(b. ca. 1435, Bruneck, d. 1498, Salzburg)
Tyrolean Painter and sculptor. He died at Salzburg, but most of his career was spent at Bruneck in the Tyrol. Nothing is known of his training, and the earliest recorded work by him (a signed and dated altarpiece of 1465) is now lost. He worked mainly for local churches, carrying out the carving as well as the painting of his altarpieces, and much of his work is still in situ. His most celebrated work is the St Wolfgang altarpiece (1471-81) in the church of St Wolfgang on the Abersee, a huge polyptych with some astonishingly intricate woodcarving.

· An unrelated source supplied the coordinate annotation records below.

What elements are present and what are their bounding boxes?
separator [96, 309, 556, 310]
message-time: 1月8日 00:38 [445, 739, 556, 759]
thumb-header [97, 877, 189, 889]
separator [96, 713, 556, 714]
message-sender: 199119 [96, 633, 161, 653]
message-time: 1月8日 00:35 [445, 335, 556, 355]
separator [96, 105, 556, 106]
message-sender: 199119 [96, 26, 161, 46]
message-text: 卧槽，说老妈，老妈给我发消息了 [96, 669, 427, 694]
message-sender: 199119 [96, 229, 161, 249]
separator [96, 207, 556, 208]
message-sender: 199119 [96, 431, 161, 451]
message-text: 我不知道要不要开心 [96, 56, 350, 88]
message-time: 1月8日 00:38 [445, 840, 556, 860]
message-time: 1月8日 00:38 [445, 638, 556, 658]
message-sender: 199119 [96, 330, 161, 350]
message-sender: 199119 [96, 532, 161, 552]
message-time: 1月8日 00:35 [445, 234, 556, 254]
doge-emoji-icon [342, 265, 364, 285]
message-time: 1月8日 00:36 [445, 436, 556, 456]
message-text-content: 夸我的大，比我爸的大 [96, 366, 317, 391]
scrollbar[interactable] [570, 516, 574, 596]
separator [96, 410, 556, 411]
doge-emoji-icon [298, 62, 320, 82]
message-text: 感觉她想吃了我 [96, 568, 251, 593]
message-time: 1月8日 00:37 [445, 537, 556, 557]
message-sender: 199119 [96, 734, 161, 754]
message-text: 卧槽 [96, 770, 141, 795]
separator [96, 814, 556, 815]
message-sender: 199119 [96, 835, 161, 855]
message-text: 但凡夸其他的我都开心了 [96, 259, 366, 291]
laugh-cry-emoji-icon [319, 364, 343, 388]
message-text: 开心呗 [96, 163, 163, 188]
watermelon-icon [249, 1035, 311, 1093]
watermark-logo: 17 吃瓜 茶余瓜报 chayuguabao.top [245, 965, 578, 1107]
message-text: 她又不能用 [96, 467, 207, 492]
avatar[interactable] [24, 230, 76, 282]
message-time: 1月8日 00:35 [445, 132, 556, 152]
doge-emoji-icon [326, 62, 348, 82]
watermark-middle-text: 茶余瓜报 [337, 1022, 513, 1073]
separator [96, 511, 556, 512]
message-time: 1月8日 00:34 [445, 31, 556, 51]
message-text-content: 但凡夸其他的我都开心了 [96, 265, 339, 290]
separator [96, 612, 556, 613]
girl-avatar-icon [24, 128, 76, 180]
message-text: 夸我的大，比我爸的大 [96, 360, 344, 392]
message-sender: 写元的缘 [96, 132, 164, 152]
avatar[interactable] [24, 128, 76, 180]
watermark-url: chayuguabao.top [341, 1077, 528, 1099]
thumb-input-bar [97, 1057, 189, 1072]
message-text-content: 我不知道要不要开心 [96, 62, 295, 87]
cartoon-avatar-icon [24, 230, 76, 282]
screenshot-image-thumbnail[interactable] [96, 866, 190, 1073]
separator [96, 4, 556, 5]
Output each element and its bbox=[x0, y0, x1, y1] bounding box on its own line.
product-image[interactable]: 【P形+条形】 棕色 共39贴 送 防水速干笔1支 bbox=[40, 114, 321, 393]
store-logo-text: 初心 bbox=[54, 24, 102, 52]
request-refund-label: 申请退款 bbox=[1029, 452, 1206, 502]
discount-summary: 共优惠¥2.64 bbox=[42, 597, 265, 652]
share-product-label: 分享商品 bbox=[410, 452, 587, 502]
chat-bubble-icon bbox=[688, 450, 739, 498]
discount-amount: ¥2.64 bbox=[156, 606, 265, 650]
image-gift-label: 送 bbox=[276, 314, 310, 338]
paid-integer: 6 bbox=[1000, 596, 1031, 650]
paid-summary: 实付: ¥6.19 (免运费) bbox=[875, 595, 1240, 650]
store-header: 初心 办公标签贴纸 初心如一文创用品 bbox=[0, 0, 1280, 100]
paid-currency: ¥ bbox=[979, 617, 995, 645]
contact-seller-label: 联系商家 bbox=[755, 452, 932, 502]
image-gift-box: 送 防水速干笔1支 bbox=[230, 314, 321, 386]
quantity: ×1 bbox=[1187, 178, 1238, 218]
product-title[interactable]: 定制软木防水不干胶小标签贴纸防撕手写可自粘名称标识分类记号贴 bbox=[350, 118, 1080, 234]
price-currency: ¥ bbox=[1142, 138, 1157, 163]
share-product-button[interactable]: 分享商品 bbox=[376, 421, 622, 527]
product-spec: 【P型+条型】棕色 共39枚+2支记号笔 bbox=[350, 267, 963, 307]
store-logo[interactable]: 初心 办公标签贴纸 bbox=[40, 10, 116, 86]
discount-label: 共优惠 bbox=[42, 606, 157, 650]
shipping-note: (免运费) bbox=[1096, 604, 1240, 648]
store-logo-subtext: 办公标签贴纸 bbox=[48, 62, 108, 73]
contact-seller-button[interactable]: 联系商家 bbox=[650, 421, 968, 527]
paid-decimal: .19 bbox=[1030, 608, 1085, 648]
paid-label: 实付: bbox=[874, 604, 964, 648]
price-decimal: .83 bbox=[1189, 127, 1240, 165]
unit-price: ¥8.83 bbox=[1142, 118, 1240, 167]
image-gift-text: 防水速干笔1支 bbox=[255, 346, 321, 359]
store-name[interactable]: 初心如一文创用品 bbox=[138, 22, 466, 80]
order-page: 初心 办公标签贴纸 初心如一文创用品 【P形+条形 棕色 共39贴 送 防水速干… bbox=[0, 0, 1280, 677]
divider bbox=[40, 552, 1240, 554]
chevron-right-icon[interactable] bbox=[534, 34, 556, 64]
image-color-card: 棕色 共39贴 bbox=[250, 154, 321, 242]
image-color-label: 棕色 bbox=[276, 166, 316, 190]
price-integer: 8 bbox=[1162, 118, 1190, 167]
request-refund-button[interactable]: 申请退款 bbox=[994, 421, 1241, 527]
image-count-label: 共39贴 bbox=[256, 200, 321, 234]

Although Pacher's sculpture is rather late Gothic in spirit, his painting is strongly influenced by Italian art. He is particularly close to Mantegna, especially in the way dramatic effects are obtained by using a low viewpoint and setting the figures close to the picture plane. There is no documentary evidence that Pacher visited Italy, but because of its proximity to Tyrol it seems overwhelmingly likely that he did. Pacher's work had wide influence and he was the most important interpreter of Renaissance ideas for German painting before Dürer. A Friedrich and Hans Pacher, presumably related, were active in Tyrol at the same time as Michael, and Friedrich collaborated with him.